ONZE | dilemme chocolat-chantilly

20 6 3
                                    


Lorsqu'elle poussa la porte qui donnait sur la rue, Abbie fut prise d'un long frisson ; le vent était glacial. Il faisait chaud à l'intérieur de la salle, aussi elle ne s'était pas entière rhabillée avant de sortir. Elle s'empressa donc de fermer complètement son manteau et de s'enrouler dans son écharpe en grelottant. Raleigh, qui se tenait juste à côté d'elle, se contenta d'enfouir le bas de son visage dans le col de son pull en laine.
Quand l'adolescente fut réchauffée, ils se mirent à marcher sans réelle destination, s'éloignant juste du cinéma.

-Alors ? demanda-t-il.

-Pas mal, répondit-elle simplement.

En réalité Abbie avait beaucoup aimé ce film, mais elle ne voulait pas l'avouer à voix haute. Cependant, à la manière dont elle avait soigneusement évité le regard de Raleigh en répondant, celui-ci avait deviné ce qu'elle en pensait réellement. Il ne put s'empêcher de sourire avant de poser son regard sur l'horizon grisonnant. Abbie l'observa du coin de l'œil tandis qu'il s'amusait à former de petits nuages de condensations en expirant fortement.

Depuis qu'il était venu chez elle quelques jours auparavant, la mère de l'adolescente n'arrêtait pas de lui rabâcher que c'était quelqu'un de très bien – comme si elle le connaissait, songeait à chaque fois une Abbie exaspérée -, bien mieux que les garçons qu'elle fréquentait d'habitude. Qu'avait-il fait à sa mère pour qu'elle l'adore autant ? D'accord il avait accepté de se plier au jeu de la conversation avec elle juste avant de partir – ce qui avait retardé son départ de quarante-cinq minutes soit dit en passant – mais tout de même !
Quand Abbie avait raconté un peu plus tard à Raleigh que sa génitrice l'adorait et ne parlait que de lui, il s'était contenté de rire et de dire qu'il la trouvait très gentille.
Décidément, la lycéenne se trouvait bien entourée.

Alors qu'ils remontaient à pas lents la rue vers Twisted Hill, une délicieuse odeur attira leur attention, en particulier celle de Raleigh. Il s'arrêta, imité par Abbie, et huma l'air avec envie. Le succulent fumet parvint même à tirer un gargouillement à son estomac, faisant sourire Abbie.
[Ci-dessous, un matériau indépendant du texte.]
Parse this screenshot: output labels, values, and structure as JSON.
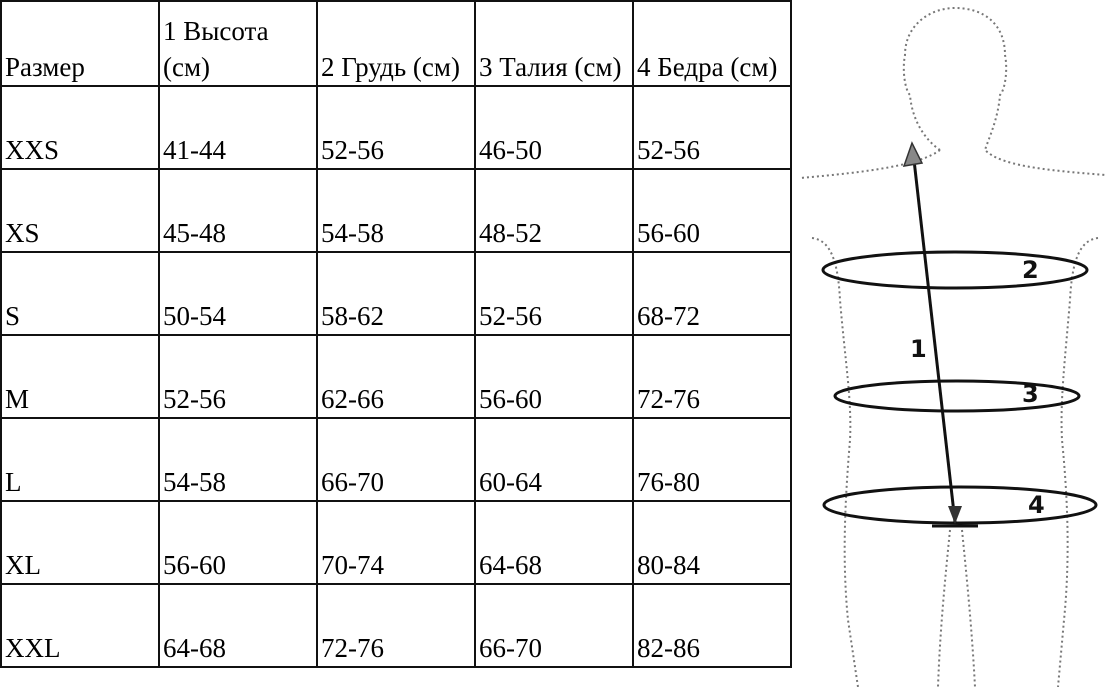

-On ne résiste pas à une l'appel de la gaufre ? se moqua-t-elle.

-Jamais.

Ce fut donc sans surprise qu'elle l'accompagna dans une rue adjacente où se trouvait un petit stand, pris d'assaut par les promeneurs du week-end. Il fallait dire que leurs produits avaient l'air délicieux ; les deux adolescents salivaient rien qu'à leur vue. Tandis qu'ils attendaient patiemment dans la queue, réchauffant leurs mains au creux de leurs poches, Raleigh proposa à Abbie de lui en acheter une par la même occasion. Celle-ci réfléchit longuement avant d'accepter, changeant de décision à chaque nouveau pas qu'ils faisaient dans la file d'attente. Elle s'était lancée dans un régime deux semaines auparavant après s'être rendue compte que son poids était supérieur à celui de ses amies. Sans s'appesantir sur le pourquoi du comment, elle n'avait pas traîné et avait commencé à restreindre ses repas dès le lendemain. Lorsqu'il l'avait appris, Raleigh n'avait fait aucun commentaire même s'il était, encore une fois, totalement perdu : de ce qu'il avait pu voir, son associée n'avait certainement pas de gras en trop. Décidément il ne comprenait pas grand-chose aux raisonnements d'Abbie.
Celle-ci était donc face à un grand dilemme : d'un côté il y avait son sacro-saint régime et de l'autre il y avait l'irrépressible tentation de la gaufre.

-Alors ? demanda Raleigh quand ils furent sur le point de commander.

La pauvre semblait être en souffrance, ce qui le fit sourire à demi. Elle finit par trancher la poire en deux en demandant une gaufre nature ; au moins une partie de sa conscience serait apaisée. Raleigh, lui, aimait tous les goûts proposés ce qui ne rendait pas son choix facile. Cependant, il avait bien remarqué qu'Abbie avait longtemps louché sur la ligne « chocolat fondu » et celle « supplément chantilly » et c'est ainsi que la décision fut prise. Il sentit bien qu'elle le fusillait du regard alors qu'il récupérait son bien, masquant tant bien que mal son sourire amusé. C'était certain, elle était convaincue qu'il avait pris ça pour la narguer, la faire enrager. Ce n'était pas totalement faux, le lycéen adorait cet air outré qui s'était peint sur son visage. Mais tout ceci n'était qu'une partie d'un plan plus vaste.